Ihre Augen hatten spitzbübisch gestrahlt. „Ich habe noch mehr Schuhe im Hotel. Willst du den Champagner daraus trinken?“, hatte sie ihn geneckt.
„Nein, mein Liebes. Den trinke ich aus dir.“
Erst hatte sie ihn verständnislos angesehen. Als es ihr dann aber dämmerte, hatte sie ihr Gesicht an seine Schulter gedrückt und ihre Ohren waren blutrot geworden.
Während Simon sich an die folgenden glücklichen Stunden erinnerte, schaute er auf die Frau, die er im Arm hielt.

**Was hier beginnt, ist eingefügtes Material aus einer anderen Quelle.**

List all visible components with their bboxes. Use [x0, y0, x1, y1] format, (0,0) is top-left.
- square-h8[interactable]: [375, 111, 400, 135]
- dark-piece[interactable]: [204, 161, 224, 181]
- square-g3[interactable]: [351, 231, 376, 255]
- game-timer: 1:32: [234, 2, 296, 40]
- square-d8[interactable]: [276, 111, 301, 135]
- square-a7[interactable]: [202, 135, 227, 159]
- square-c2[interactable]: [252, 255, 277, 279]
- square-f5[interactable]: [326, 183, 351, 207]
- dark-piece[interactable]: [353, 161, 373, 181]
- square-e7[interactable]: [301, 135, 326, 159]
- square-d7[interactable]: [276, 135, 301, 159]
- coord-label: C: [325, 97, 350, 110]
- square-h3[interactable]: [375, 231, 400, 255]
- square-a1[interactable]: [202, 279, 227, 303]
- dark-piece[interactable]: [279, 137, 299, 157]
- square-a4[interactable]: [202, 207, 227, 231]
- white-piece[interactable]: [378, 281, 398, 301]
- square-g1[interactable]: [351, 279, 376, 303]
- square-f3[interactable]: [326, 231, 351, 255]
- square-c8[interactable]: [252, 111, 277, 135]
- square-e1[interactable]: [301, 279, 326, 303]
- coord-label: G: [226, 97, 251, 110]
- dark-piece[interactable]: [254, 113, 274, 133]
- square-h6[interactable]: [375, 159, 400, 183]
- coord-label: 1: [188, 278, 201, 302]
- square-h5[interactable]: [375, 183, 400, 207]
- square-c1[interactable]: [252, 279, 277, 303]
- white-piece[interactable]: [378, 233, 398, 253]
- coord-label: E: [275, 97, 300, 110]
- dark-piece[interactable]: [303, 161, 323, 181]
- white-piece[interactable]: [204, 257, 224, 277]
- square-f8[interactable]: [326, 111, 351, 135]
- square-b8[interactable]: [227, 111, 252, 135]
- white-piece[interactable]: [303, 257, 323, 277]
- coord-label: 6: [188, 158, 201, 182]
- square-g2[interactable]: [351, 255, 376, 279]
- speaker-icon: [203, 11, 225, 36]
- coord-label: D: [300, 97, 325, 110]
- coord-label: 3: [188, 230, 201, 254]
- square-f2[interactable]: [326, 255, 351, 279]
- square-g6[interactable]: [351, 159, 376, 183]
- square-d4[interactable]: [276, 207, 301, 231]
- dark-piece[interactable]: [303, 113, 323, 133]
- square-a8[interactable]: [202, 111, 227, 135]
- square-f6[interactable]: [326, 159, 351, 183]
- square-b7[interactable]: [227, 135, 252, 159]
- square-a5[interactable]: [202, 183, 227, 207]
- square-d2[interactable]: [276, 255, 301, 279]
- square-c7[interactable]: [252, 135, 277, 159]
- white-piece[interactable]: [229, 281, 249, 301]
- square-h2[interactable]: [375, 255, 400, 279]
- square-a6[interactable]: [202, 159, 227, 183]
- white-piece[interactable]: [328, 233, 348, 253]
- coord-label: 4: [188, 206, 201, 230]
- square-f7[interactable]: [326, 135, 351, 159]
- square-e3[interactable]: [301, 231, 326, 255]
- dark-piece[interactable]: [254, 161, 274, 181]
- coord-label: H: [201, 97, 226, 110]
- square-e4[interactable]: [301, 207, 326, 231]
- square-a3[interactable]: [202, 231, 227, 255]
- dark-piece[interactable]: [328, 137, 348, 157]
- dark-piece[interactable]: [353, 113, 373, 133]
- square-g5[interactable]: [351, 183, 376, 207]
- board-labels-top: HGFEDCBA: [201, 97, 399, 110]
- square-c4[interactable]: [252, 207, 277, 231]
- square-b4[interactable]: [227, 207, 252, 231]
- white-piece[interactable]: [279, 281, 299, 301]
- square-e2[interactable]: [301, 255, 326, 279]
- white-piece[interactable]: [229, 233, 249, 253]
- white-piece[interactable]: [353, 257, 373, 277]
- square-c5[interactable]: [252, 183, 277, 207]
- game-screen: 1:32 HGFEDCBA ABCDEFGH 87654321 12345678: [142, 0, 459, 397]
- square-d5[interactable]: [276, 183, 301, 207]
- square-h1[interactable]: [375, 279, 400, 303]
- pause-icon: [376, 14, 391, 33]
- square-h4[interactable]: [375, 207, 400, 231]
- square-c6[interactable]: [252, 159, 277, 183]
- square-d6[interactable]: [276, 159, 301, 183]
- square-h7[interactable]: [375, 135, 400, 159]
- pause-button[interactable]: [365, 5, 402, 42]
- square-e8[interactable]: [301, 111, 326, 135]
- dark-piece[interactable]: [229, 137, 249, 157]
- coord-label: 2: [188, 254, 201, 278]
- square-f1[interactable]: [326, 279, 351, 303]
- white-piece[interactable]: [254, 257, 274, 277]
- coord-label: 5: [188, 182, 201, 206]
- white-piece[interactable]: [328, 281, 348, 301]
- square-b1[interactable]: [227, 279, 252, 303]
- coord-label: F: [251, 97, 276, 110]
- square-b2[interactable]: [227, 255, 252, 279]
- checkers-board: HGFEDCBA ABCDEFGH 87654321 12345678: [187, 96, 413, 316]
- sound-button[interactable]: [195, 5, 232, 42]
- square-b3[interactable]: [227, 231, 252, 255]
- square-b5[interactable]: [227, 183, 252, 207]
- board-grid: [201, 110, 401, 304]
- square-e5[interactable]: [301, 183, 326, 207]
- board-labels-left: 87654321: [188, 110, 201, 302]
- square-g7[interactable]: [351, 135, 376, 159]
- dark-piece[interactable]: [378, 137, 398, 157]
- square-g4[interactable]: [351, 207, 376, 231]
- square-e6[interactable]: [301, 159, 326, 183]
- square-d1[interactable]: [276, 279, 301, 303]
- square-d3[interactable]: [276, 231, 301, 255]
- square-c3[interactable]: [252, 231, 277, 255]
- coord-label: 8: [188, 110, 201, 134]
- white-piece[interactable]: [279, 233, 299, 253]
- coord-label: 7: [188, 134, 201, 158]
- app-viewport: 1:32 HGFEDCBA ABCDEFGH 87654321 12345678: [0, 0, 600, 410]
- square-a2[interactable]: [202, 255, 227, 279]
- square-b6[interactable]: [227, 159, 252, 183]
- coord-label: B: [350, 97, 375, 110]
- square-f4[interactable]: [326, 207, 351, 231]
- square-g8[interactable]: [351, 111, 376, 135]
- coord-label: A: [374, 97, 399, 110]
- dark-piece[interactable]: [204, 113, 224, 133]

Das flackernde Licht der acht Kandelaber reflektierte in ihren Augen, auf der blauen Iris tanzten winzige Funken wie an einem sommerlichen Sternenhimmel. Sie strahlte ihn an, so gefühlvoll wie nie zuvor, als ob sie sich nach etwas sehnte, was er ihr nie geben konnte. Der Blick beunruhigte ihn, bedenkenlos hätte er ihr in diesem Moment jeden Wunsch erfüllt.
Wie sie so träumend dahinschwebten, waren sie zweifellos zur Gefahr für jedes andere Paar auf der Tanzfläche geworden. Simon ließ sich treiben. Er tanzte, obwohl die Leute rüde Bemerkungen machten, dass es ein ziemlich linkisches Verhalten für ein Ehepaar auf einem Ball sei und dass sie schon bald nach ihrer Hochzeitsreise getrennte Wege gehen würden. Über solche Kommentare grinste Simon nur. „Bereust du nun, dass du nie mit mir getanzt hast“, flüsterte er ihr ins Ohr.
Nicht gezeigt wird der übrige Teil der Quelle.